Der Bund also published a comparison of the Swiss lockdown with Sweden’s relaxed version – two very similar countries, demographically at least.
While Switzerland has enforced a lockdown, Sweden only advises its citizens to maintain social distance and observe hygiene rules. Compliance is largely voluntary.
Compulsory schools in Sweden remained open and public life was not brought to a standstill by banning assemblies and closing shops, cafés and restaurants.
Nightlife has never stopped, and public gatherings of up to 50 are allowed. Avoiding non-essential travel and public transport during rush hours is advised, but ‘stay at home’ does not apply.
Thanks to the gradual easing of the lockdown since the end of April, the Swiss and Swedish measures will be practically identical by June 8.
But there is a significant difference in mortality. Switzerland has so far carried out around twice as many tests per capita as Sweden. In Sweden, up to May 24, the death toll was 3,998 compared with 1,640 in Switzerland. About half the deaths in both countries came from old people’s homes and nursing homes.
Covid infections in Sweden currently show a doubling of 43 days and the number of deaths per million is above average, especially in comparison with other Scandinavian countries.
In mid-May, Johan Carlson, Director-General of the Swedish National Board of Health, told Der Spiegel magazine: ‘Hopefully we’ll get closer to (herd immunity), maybe in June.’

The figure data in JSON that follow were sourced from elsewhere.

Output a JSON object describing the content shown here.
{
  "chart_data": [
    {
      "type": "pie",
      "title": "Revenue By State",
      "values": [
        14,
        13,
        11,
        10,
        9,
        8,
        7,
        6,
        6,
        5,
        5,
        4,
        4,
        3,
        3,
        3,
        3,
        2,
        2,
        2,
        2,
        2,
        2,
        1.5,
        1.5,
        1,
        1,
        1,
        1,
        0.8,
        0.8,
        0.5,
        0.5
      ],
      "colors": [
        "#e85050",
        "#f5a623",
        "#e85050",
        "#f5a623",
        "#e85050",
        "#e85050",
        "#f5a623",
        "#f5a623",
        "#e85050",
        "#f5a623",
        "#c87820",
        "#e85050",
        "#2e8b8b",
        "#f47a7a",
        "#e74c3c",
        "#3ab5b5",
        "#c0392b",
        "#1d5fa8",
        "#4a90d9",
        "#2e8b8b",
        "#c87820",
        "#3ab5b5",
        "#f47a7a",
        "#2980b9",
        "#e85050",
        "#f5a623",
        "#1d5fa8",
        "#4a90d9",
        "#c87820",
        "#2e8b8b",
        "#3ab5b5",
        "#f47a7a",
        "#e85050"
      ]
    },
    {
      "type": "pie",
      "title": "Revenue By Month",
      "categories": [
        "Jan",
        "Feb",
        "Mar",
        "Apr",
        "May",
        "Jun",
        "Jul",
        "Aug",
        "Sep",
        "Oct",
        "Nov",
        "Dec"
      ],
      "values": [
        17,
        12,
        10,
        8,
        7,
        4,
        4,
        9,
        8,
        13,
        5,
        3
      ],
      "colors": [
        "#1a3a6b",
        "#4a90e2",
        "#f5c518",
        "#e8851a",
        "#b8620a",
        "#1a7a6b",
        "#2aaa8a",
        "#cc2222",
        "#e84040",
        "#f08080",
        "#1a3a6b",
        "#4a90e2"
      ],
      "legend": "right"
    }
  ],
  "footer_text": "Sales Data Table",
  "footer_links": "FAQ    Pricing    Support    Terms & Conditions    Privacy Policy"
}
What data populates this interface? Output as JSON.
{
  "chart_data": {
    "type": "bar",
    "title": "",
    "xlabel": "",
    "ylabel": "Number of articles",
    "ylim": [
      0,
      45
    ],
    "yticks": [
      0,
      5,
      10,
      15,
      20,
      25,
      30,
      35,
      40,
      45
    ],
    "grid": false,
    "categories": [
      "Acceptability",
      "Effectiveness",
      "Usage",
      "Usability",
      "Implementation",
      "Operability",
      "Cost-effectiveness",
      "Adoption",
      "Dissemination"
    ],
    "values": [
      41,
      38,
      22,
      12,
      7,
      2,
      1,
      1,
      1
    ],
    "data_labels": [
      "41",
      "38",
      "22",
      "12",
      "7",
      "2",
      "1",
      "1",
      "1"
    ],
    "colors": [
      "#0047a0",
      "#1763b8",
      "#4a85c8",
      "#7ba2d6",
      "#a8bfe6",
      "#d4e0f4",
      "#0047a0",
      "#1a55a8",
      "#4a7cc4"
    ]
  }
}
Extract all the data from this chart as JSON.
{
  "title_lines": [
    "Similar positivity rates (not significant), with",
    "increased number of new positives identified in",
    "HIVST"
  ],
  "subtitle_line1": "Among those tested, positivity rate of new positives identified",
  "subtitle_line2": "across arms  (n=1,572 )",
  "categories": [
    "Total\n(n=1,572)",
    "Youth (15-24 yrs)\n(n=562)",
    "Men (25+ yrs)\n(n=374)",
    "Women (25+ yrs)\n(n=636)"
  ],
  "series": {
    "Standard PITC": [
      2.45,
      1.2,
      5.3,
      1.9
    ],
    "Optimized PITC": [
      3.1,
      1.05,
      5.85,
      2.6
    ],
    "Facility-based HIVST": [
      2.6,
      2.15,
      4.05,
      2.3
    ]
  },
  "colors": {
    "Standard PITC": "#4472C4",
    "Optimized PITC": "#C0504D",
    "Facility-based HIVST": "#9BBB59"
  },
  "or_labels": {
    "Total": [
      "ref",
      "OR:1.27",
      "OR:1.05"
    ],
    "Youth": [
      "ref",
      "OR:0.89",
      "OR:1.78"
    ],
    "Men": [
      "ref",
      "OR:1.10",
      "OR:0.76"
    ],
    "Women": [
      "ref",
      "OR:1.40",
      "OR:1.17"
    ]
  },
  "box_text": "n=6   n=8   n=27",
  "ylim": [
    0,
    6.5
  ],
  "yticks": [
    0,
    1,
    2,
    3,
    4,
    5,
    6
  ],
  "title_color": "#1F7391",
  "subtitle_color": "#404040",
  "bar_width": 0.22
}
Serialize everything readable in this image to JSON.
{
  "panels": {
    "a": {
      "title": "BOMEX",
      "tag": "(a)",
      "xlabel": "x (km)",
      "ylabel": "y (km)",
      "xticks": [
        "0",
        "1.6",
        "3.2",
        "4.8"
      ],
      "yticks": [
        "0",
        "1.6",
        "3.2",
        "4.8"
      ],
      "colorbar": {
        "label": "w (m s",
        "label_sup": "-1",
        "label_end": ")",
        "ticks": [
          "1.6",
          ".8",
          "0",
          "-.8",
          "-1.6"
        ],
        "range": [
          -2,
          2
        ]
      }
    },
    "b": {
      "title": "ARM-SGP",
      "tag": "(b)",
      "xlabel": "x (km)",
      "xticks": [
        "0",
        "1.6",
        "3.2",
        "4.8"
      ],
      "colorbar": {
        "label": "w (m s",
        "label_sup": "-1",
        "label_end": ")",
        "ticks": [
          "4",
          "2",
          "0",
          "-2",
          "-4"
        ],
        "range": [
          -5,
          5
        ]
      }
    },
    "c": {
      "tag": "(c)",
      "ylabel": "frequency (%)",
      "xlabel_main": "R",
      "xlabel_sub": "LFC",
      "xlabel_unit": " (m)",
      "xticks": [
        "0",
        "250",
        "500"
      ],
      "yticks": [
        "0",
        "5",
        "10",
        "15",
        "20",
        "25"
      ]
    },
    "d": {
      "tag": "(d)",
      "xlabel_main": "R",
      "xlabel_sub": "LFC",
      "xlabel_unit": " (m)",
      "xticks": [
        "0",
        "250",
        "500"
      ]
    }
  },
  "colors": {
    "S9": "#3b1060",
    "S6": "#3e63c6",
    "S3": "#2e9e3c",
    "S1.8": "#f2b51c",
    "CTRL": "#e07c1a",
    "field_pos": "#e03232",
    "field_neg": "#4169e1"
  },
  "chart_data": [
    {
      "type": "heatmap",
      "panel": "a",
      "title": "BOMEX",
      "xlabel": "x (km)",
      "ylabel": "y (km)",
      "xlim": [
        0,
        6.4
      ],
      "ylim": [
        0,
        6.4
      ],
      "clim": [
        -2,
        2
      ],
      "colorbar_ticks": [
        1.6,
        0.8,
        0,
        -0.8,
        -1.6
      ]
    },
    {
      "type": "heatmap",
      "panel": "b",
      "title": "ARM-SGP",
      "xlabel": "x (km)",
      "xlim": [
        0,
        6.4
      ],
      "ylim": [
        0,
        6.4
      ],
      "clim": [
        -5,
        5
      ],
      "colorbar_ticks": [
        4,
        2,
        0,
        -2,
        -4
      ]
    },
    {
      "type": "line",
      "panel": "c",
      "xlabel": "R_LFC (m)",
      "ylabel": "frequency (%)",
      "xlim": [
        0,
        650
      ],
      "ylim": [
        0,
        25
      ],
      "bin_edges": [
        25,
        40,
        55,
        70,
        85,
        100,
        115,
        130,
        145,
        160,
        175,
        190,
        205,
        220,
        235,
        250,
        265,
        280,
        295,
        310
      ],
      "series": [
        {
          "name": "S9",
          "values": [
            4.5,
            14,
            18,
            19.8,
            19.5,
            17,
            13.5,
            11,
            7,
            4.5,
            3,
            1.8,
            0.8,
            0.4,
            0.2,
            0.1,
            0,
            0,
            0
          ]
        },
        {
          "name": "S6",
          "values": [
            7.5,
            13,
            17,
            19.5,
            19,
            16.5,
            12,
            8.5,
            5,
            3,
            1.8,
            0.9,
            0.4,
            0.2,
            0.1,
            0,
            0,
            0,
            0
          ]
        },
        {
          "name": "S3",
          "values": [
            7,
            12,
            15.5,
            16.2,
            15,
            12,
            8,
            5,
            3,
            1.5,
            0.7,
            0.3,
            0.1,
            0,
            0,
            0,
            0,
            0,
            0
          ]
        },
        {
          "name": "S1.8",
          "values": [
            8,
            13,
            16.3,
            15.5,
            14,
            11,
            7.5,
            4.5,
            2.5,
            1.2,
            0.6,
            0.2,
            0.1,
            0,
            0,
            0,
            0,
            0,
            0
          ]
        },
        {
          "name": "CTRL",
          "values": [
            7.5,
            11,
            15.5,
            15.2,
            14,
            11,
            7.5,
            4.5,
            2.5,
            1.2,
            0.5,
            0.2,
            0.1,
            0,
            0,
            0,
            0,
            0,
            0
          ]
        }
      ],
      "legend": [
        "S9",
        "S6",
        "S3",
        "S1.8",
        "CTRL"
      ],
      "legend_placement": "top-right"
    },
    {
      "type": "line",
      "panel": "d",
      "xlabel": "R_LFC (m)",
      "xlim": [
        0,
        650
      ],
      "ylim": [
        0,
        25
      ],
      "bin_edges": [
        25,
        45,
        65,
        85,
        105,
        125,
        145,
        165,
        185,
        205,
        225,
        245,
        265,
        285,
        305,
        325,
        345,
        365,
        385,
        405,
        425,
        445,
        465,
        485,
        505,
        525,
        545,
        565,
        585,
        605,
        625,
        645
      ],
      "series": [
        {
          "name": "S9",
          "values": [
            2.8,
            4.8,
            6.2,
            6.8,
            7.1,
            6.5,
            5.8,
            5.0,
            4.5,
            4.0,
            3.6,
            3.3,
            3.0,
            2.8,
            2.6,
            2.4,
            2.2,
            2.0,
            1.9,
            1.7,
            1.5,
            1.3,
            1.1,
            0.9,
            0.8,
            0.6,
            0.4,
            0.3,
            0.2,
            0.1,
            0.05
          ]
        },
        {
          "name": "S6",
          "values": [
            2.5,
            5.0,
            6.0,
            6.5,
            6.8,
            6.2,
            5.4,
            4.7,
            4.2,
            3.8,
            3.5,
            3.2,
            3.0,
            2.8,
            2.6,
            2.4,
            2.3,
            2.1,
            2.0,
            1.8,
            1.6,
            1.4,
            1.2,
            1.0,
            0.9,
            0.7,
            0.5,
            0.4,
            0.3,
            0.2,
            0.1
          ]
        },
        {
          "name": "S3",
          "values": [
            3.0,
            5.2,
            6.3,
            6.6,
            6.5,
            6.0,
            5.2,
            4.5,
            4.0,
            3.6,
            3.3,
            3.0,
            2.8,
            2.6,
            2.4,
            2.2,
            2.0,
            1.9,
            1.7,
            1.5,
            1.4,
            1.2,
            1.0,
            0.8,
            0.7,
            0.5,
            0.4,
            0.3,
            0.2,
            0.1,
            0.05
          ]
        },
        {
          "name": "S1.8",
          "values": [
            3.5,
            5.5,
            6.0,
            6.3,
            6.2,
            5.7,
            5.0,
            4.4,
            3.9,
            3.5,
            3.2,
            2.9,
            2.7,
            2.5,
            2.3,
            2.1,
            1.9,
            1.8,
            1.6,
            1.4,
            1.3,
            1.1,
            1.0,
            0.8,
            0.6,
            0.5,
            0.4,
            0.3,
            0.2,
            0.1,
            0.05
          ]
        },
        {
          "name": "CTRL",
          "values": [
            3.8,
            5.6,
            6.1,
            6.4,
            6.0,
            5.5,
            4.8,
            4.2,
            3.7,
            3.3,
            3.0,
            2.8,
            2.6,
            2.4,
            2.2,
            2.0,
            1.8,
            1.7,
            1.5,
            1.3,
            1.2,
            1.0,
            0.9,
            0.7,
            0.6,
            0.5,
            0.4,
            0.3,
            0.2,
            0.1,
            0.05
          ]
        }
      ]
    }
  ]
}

But on BBC radio, chief epidemiologist Anders Tegnell contradicted the idea that herd immunity is the strategy. Rather, he says, the pandemic is affecting different countries in different ways, so each government must make its own decisions – only time will show which was right.
By the end of April, antibodies to the coronavirus had been detected in only 7.3 per cent of Stockholm’s population. Tegnell admitted the figure was ‘a bit lower than we thought’. He assumes that about 20 per cent of Stockholm’s population is now infected with the virus.
His predecessor, Annika Linde, had originally supported the no-lockdown strategy. Now, however, she has changed her mind in view of the many deaths. ‘It was a clear error of judgment,’ she says.
The short-term economic outlook after the crisis is bleak for Switzerland and Sweden. The Swedish Institute for Economic Research and the State Secretariat for Economic Affairs say gross domestic product in both countries will fall by around seven per cent in 2020, followed by a recovery the following year.
It is still too early to judge the success or failure of either country’s Covid strategies. However, it can be said that the Swiss lockdown has apparently succeeded in containing the coronavirus and the medium-term outlook for the economy does not differ significantly from Sweden, which did not opt for a lockdown.